By: Dr. Mike Campbell
I have good news and bad news for you. The world’s economy will recover from the global financial crisis – that’s the good news. The bad news is that at some future date, the world will be plunged into another global recession; such is the nature of economics. Traditionally, economics is a series of boom and bust cycles. The trick is to spot when the markets are about to tank and cash up. If you missed that one, then a second opportunity is to be found when stocks bottom out since at that point, the only way is up. Unfortunately, there is no certain way to tell where we are within this particular cycle, but it would be fair to say that we are now closer to the end than the middle. This cycle has been worse than most in that the recovery phase is traditionally more marked than has been the case this time. Probably, this is due to the specifics of this cycle; namely the extent of the downturn and the impact of uncertainty associated with the sovereign debt crisis. The sovereign debt crisis is an unprecedented component since, in previous cycles, there was never any doubt that a (major) sovereign economy could default on its obligations.
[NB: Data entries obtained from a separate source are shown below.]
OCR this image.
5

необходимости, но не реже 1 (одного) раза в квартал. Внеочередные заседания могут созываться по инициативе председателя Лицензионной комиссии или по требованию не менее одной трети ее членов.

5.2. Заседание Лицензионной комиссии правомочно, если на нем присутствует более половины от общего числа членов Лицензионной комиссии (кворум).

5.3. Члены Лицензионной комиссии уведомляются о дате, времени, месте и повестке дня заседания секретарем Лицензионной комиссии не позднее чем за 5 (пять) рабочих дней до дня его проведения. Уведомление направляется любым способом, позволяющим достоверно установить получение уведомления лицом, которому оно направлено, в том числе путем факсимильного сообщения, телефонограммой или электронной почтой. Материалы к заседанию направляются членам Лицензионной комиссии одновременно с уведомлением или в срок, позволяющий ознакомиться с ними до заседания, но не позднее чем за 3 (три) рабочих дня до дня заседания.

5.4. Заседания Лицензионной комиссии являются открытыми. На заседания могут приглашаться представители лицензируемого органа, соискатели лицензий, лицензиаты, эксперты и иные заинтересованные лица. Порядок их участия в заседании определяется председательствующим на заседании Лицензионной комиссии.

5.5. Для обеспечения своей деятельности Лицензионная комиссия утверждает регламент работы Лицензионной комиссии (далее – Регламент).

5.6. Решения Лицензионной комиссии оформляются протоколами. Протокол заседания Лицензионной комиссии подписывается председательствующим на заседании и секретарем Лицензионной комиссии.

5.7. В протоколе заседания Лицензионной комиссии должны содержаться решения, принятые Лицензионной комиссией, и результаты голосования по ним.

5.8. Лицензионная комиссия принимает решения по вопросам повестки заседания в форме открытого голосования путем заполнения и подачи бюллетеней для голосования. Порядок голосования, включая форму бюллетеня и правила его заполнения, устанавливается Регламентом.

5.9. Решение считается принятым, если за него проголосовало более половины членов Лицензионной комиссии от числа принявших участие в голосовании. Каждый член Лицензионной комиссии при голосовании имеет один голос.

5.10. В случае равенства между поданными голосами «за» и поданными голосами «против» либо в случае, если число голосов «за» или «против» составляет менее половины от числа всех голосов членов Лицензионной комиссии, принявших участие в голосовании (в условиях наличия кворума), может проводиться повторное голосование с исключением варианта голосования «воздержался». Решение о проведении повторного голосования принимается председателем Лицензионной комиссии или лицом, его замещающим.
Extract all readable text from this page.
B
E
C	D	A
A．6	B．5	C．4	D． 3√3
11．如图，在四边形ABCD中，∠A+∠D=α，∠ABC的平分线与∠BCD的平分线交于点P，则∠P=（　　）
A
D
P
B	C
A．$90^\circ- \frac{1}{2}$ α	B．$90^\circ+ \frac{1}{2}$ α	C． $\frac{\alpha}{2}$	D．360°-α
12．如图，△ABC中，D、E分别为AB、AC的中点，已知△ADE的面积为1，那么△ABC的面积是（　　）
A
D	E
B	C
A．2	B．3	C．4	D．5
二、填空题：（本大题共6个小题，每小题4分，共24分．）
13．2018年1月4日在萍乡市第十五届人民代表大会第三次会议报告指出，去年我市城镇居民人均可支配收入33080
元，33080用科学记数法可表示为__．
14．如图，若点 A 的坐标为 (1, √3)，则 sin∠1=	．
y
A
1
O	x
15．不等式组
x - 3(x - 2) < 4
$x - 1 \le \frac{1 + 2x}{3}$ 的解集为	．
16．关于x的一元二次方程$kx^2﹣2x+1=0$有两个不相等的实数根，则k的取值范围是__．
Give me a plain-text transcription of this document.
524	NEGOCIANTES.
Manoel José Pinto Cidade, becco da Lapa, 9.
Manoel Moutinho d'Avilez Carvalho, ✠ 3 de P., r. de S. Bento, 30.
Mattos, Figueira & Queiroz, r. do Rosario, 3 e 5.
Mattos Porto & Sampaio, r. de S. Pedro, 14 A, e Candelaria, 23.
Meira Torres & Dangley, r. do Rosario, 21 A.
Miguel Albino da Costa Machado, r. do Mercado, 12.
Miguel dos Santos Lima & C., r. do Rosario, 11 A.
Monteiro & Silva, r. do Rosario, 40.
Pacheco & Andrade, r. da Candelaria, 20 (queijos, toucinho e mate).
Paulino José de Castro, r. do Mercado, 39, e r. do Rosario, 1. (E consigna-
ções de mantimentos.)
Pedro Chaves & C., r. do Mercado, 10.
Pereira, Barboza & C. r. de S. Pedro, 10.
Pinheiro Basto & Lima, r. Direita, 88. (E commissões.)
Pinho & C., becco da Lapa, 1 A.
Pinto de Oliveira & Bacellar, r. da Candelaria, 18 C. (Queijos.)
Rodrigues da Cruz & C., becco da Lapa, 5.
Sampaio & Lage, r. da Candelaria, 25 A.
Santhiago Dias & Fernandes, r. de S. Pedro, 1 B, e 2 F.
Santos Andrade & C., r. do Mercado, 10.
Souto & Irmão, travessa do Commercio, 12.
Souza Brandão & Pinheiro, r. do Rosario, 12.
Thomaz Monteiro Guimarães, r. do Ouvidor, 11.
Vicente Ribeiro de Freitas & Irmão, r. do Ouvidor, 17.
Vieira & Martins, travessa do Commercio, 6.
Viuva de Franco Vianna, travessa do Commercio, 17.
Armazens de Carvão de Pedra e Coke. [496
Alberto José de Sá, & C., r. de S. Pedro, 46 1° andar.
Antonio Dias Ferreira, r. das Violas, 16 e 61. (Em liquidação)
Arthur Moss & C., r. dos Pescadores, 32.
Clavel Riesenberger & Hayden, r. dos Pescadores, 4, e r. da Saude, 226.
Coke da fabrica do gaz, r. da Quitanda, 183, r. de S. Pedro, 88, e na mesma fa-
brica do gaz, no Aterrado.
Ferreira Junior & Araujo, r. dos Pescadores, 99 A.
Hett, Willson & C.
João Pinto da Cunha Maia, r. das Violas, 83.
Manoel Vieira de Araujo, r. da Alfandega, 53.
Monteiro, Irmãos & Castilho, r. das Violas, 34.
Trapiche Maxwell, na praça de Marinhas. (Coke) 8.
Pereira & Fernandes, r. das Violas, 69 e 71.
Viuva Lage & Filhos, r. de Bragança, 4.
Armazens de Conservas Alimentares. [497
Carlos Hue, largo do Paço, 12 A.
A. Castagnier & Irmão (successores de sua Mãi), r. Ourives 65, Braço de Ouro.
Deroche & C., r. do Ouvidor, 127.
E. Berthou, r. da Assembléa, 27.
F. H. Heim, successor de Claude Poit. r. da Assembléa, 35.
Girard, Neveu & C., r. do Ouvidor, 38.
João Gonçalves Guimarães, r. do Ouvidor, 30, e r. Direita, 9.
Evidence for the patchiness of the recovery was furnished by the UK and America in contrasting balance of payment fortunes. In the UK, the trade gap widened to £3.4 billion in January following an upwards revision of the earlier estimate (£2.5 billion). The culprit was that exports to non-EU states were weaker than had been thought. Imports remained unchanged, but export demand, notably for cars, softened.
On the other side of the pond, the US trade gap narrowed in February. US imports slipped back whilst their exports strengthened. The net result was that the balance of payments deficit for the month came in at $46 billion (down from $52.5 billion in January). This data is in contrast with the lack-lustre employment figures that were released just before Easter.